We outline four actionable tips to improve your tenant communications to keep tenants happy and reduce expensive vacancies.

As a landlord, your job is to provide your tenants with a welcoming and safe environment. In order for you to establish a long-term relationship with your tenant, you must effectively communicate with them. There are plenty of we buy houses companies that grow too large of a portfolio, causing the quality of their property management to decline. The relationship that you have with your tenants must always remain a top priority.

By respecting your tenants and opening lines of communication, it encourages tenants to continue renting your unit on a longer-term basis. Vacancies are the death of monthly cash flow for investment properties. Consider these actionable tips to help you foster a strong and well-balanced relationship with your tenants. It all begins with communication.

1) Open Door Policy

One of the most effective things you can do to encourage meaningful conversations is to establish an open-door policy as to which you let your tenants know that you’re always open to conversation and can answer any questions they may have.
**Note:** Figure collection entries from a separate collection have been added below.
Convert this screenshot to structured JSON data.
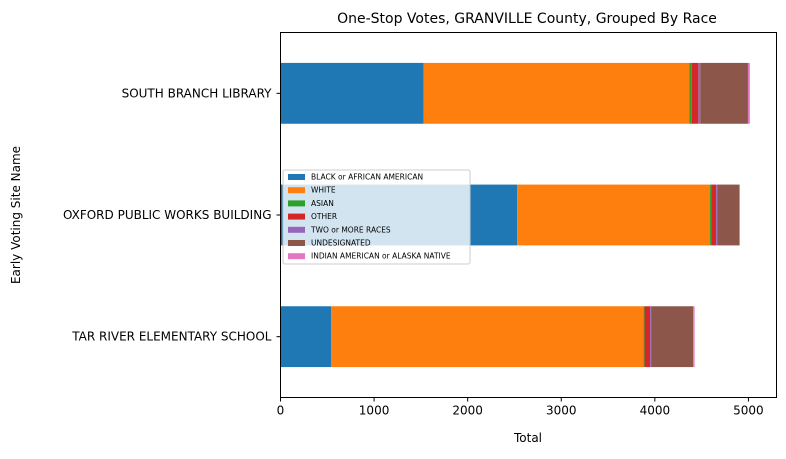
{
  "chart_data": {
    "type": "bar",
    "orientation": "horizontal",
    "stacked": true,
    "title": "One-Stop Votes, GRANVILLE County, Grouped By Race",
    "xlabel": "Total",
    "ylabel": "Early Voting Site Name",
    "xlim": [
      0,
      5300
    ],
    "xticks": [
      "0",
      "1000",
      "2000",
      "3000",
      "4000",
      "5000"
    ],
    "grid": false,
    "legend_position": "center-left",
    "categories": [
      "TAR RIVER ELEMENTARY SCHOOL",
      "OXFORD PUBLIC WORKS BUILDING",
      "SOUTH BRANCH LIBRARY"
    ],
    "series": [
      {
        "name": "BLACK or AFRICAN AMERICAN",
        "color": "#1f77b4",
        "values": [
          540,
          2530,
          1530
        ]
      },
      {
        "name": "WHITE",
        "color": "#ff7f0e",
        "values": [
          3340,
          2060,
          2840
        ]
      },
      {
        "name": "ASIAN",
        "color": "#2ca02c",
        "values": [
          10,
          15,
          25
        ]
      },
      {
        "name": "OTHER",
        "color": "#d62728",
        "values": [
          60,
          50,
          70
        ]
      },
      {
        "name": "TWO or MORE RACES",
        "color": "#9467bd",
        "values": [
          10,
          15,
          20
        ]
      },
      {
        "name": "UNDESIGNATED",
        "color": "#8c564b",
        "values": [
          450,
          230,
          510
        ]
      },
      {
        "name": "INDIAN AMERICAN or ALASKA NATIVE",
        "color": "#e377c2",
        "values": [
          15,
          10,
          20
        ]
      }
    ]
  }
}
Regardless if it’s a request for an extension or question regarding their lease, your tenants should feel very comfortable when it comes to approaching you about any topic. An open-door policy will also help to make your tenants feel respected and valued. Unanswered questions, over time, can lead to major issues with your property. What if the tenant notices a leak in the ceiling but is afraid to ask you about it? Keep communication constantly flowing to avoid pitfalls later.

2) Multiple Lines Of Communication

You shouldn’t go off the assumption that by giving your email address to your tenants, most of them will contact you. In fact, everyone has their own preferred way of communicating with people. While some may consider emailing their landlord to be appropriate, some tenants may believe that it’s time-consuming and more of an annoyance than an effective line of communication.
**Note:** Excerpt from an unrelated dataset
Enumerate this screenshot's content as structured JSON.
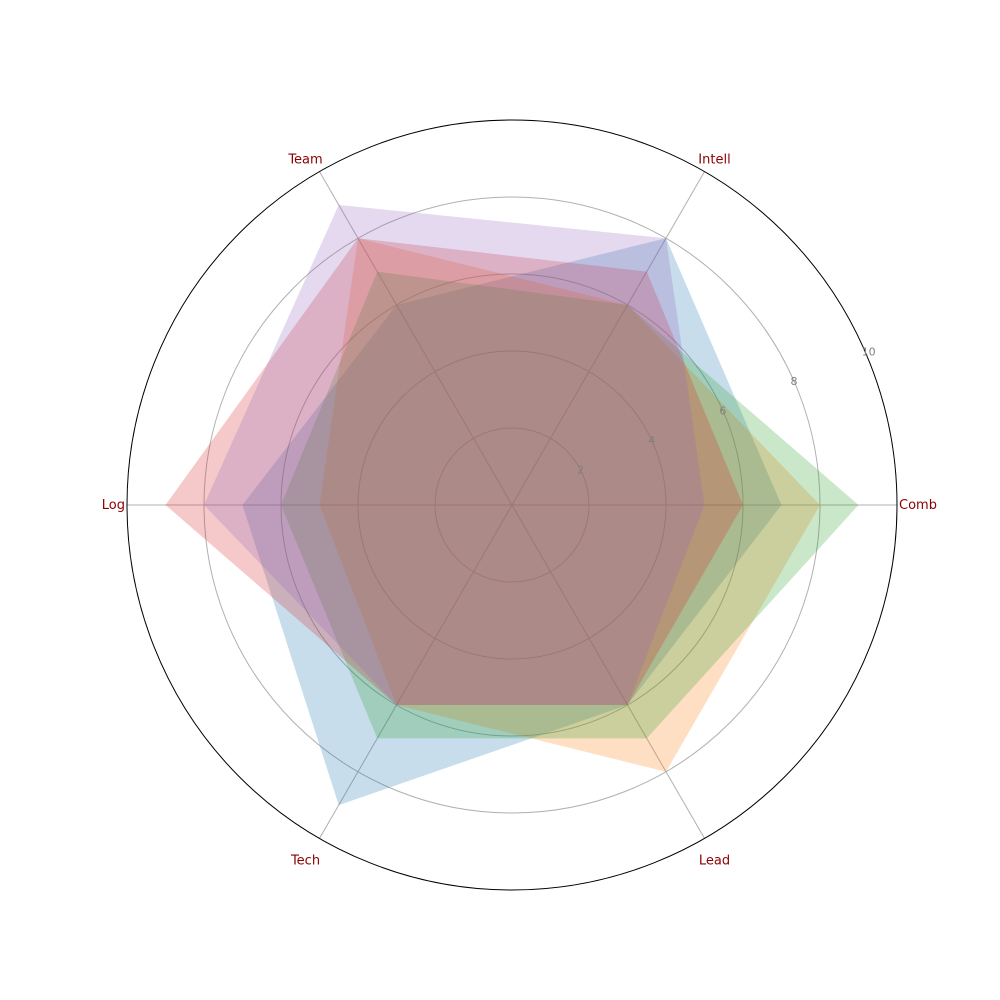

Therefore, your tenants should be able to contact you via multiple lines of communication such as office number, social media profile, text number, full mailing address, email, and more. You should also ask each tenant what their preferred method of communication is and that you’ll contact them via their preferred line of communication.

If your plans are to sell your house with tenants still in the property, you will need to show the end buyer that communicating with them is easy. Homebuyers will not want to purchase a property with bad tenants that come along with it. Ideally, you will be able to show prospective buyers that communicating with your tenants is simple and smooth. Better yet, if you can show legitimate property management reporting, that will give end buyers peace of mind moving forward with the transaction.

3) Send Notifications Before Conducting Repair and Maintenance Projects

Tenants hate to be surprised by contractors and handymen, even if the professional came to service a different tenant. Regardless of the laws in your area, for the sake of establishing a clean relationship with your tenant, it’s highly recommended that you provide them with alerts prior to sending a contractor to the property.

4) Have Patience With Your Tenants

As a landlord, it’s inevitable that at some point, you’ll come across an actively disruptive kind of tenant or a tenant that creates monetary issues, such as being late for rent or forgetting to approve a digital payment for rent. Dealing with tenants like these can prove to be especially frustrating. However, you should have patience with all of your tenants and deal with them professionally.

As difficult as it may be, never approach your tenant with tension or animosity. At the end of the day, difficult tenants are humans and humans respond much better to respect and civility. Be firm when you need to, but always be the bigger person when it comes to conflicts.

Communication gives landlords the opportunity to foster valuable, long-lasting relationships with tenants. This can help to reduce vacancy and increase overall tenant satisfaction. It also enables easier resolutions to conflicts. A satisfied tenant will help you maintain your property rather than destroy it while living there. The key thing to remember is that you should make a good first impression of your tenants. This starts from the very first time you give a potential tenant a view of the property.